In den ersten Tagen des Julis fand die erste Aktion gegen die Männer statt. Am Abend wurden 14jährige bis ganz Alte auf den Marktplatz zusammengerufen und unter Bewachung von litauischen Polizisten, deutscher SS und Gestapo zum jüdischen Friedhof gebracht, darunter mein Vater und mein ältester Bruder. Am nächsten Morgen waren sie erschossen.

Die Alten, die nicht mehr gehen konnten, die kleinen Kinder und Frauen hat man am 16. September in den Wald geführt. Der lag 3 oder 4 km vor der Stadt. Dort wurden sie ermordet. Alle in Gruppen.

Kleine Kinder hat man nicht erschossen, sondern an den Füßen genommen, mit dem Kopf gegen einen Baum geschlagen, dann in die Grube geworfen. Das berichteten Leute, Litauer, die das gesehen haben, weil sie zufällig im Wald nach Pilzen gesucht hatten. Sie haben es unserer Mutter erzählt.

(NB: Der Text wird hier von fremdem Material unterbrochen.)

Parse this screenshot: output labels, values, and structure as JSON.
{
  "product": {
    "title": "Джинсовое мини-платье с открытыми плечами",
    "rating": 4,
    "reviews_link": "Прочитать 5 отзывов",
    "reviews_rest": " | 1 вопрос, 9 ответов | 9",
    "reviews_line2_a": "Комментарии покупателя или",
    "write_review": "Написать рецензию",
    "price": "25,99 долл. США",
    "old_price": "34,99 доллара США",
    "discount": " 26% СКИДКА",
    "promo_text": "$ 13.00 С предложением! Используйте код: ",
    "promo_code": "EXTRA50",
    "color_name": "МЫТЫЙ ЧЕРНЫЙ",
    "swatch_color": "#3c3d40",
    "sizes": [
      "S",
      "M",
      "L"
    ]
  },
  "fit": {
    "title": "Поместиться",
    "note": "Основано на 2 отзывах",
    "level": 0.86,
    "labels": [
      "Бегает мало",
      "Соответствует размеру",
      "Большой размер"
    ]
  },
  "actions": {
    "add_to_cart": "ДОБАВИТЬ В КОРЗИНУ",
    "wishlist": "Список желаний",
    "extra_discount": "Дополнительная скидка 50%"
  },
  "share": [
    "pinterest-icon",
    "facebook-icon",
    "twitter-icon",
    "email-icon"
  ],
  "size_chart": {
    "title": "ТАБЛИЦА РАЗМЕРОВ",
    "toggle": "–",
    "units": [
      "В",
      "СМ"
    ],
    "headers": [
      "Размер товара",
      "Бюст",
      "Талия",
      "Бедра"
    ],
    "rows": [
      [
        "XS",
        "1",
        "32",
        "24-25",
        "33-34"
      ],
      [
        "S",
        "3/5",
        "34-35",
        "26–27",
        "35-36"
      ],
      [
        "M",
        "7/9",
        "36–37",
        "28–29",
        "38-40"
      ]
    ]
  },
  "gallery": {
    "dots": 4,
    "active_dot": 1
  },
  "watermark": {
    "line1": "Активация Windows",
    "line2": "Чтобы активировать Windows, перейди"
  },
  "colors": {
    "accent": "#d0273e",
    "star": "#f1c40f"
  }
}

Meine Mutter und wir vier Kinder waren in der Nacht zum 16. September mit Hilfe eines litauischen Polizisten, der unser guter Freund war, geflohen. Er hatte uns vor der Aktion am Morgen gewarnt, zur Eile gedrängt und gesagt, welchen Fluchtweg wir nehmen sollten. Seine Eltern hatten einen Bauernhof, 7 km vor unserem Städtchen, dort haben wir uns 3 4 Wochen versteckt.

Die ganze Familie, meine Mutter, zwei Schwestern und wir zwei Brüder, waren für unsere Retter sehr gefährlich, auch finanziell war es schwierig. Litauische Polizisten oder SS Kommandos konnten uns jederzeit finden, Wenn wir auf verschiedene Orte verteilt waren, hatten wir mehr Chancen zu überleben.

Meine Mutter sah die Gefahr, und so haben wir uns aufgeteilt und waren die vier Besatzungsjahre lang bei verschiedenen guten Menschen einzeln versteckt, ohne uns sehen zu können.

Besonders schwer war für uns der Winter: Als wir überraschend flüchten mussten, war Sommer, wir waren nicht warm angezogen, konnten nichts Warmes mitnehmen, jetzt aber lebten wir auch winters wie im Sommer in kalten Ställen, in verfallenen Hütten im Wald, in Erdhöhlen, so sind mir die Füße und Hände erfroren, und jetzt habe ich Probleme mit den Gelenken. Auch finanziell war unsere Lage schwierig: Wir besaßen kein Geld, wir konnten nicht offiziell arbeiten, es war Krieg, viele Leute hatten vieles verloren, ihre Häuser waren verbrannt wovon sollten wir leben?

Mit Hilfe der vielen guten Leute es waren 20 Familien die uns versteckt hatten sind wir, die Mutter und wir vier Kinder, am Leben geblieben; die einzigen Juden aus unserem Städtchen, das 3000 Einwohner hatte, von denen 1000 Juden waren. Jetzt wohnt in der Stadt kein einziger Jude mehr.